Negotiators had worked feverishly over the past six months to resolve farm and manufacturing issues blocking progress in the nearly seven-year-old round. Trade ministers from around 30 key World Trade Organization (WTO) members gathered in Geneva on July 19-20 to try to finish that task, but failed to do so after nine days of intense talks.
“I would only urge to the director-general to treat this as a pause, not a breakdown, to keep on the table what is there,” said Indian Commerce Minister Kamal Nath, warning developing countries not to “fritter away” a potentially valuable deal.
But Schwab and Nath, in separate news conferences, showed no sign of bridging differences on the issue that brought down the talks — the question of when developing countries should be allowed to impose emergency restrictions on food imports.
Schwab said Washington had already made a major concession by agreeing to a compromise package crafted by WTO chief Pascal Lamy that would allow developing countries to hike tariffs above current maximum levels when imports grow by 40 percent compared to a three-year moving average.
That would have allowed China, which agreed to big cuts in farm tariffs when it joined the WTO in 2001, to hike soybean duties in eight out of 10 years, and India to raise palm oil duties in three out of six years, she said.

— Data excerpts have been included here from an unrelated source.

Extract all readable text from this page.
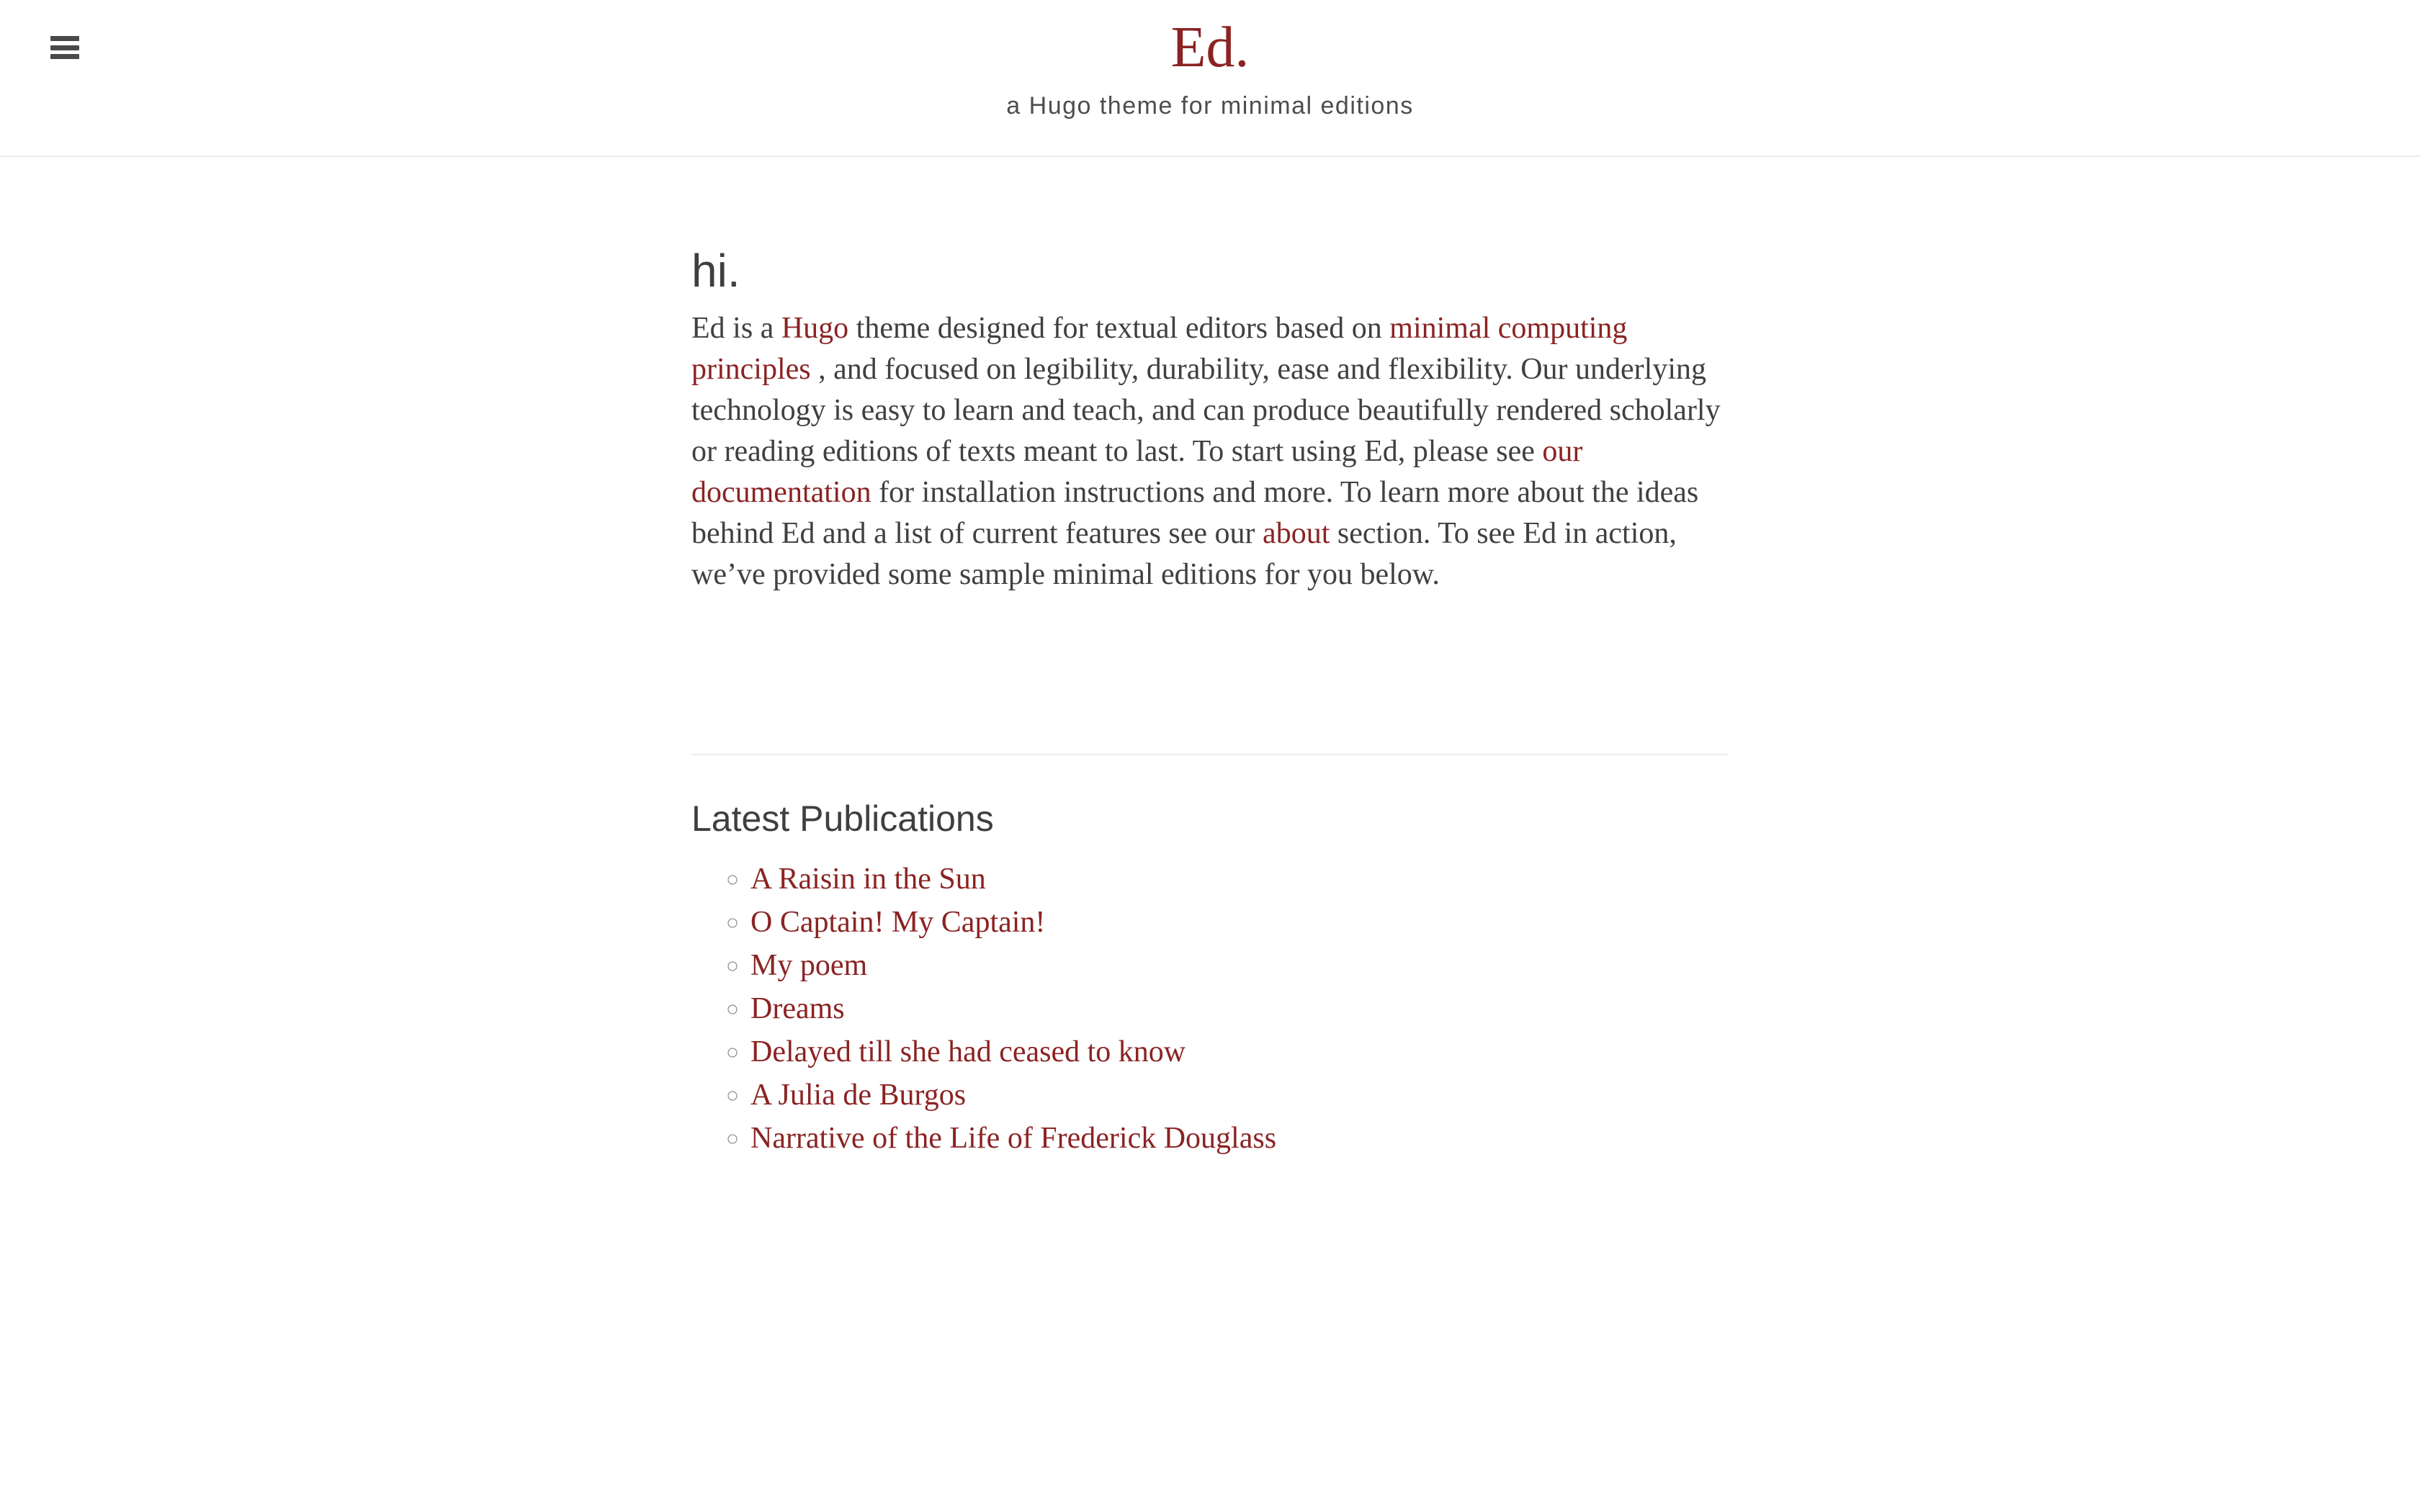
Ed.

a Hugo theme for minimal editions

hi.

Ed is a Hugo theme designed for textual editors based on minimal computing principles , and focused on legibility, durability, ease and flexibility. Our underlying technology is easy to learn and teach, and can produce beautifully rendered scholarly or reading editions of texts meant to last. To start using Ed, please see our documentation for installation instructions and more. To learn more about the ideas behind Ed and a list of current features see our about section. To see Ed in action, we’ve provided some sample minimal editions for you below.

Latest Publications
◦ A Raisin in the Sun
◦ O Captain! My Captain!
◦ My poem
◦ Dreams
◦ Delayed till she had ceased to know
◦ A Julia de Burgos
◦ Narrative of the Life of Frederick Douglass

“You can imagine any number below (40 percent) turning into a free-for-all, where developing countries were raising barriers every year,” Schwab said.
India had argued for a trigger of 15 percent import growth to allow poorer countries to quickly stem a flood of imports.
Groups representing about 100 developing countries believed firmly that the “vulnerability of the poor farmers could not be traded off against the commercial interests of the developed countries”, Nath said.
A senior EU official said the United States had been inflexible in discussions on the safeguard, while India and China had shown some willingness to find a compromise. “They were not very flexible but they started to show some signs of movement. But the U.S. stuck to its position,” he said.
The impasse blocked talks on another concern for developing countries — U.S. and EU cotton subsidies, blamed for stealing export markets from West African producers and overproduction.
“The cotton issue is extremely urgent because the cotton industry in our countries is threatened with extinction ... in the short term,” Burkina Faso Trade Minister Mamadou Sanou said on behalf of the Cotton Four group of African producers.
Schwab promised to continue bilateral talks with the C4. But without a broader Doha round package, it is unlikely any U.S. administration could persuade Congress to accept the deep cotton subsidy cuts West Africans want.
Schwab said she came to Geneva with strong backing to negotiate a deal that would cut farm subsidies, even though Congress had just approved a generous new farm subsidy law. But that required the United States to gain new agricultural markets in both developed and developing countries, she said.
The EU official said the U.S. strategy for seeking farm export gains in return for subsidy cuts had dogged negotiations for years. “Frankly when you’re talking about opening up markets in developing counties it’s nearly a provocation. You cannot win in all parts of the negotiation,” he said.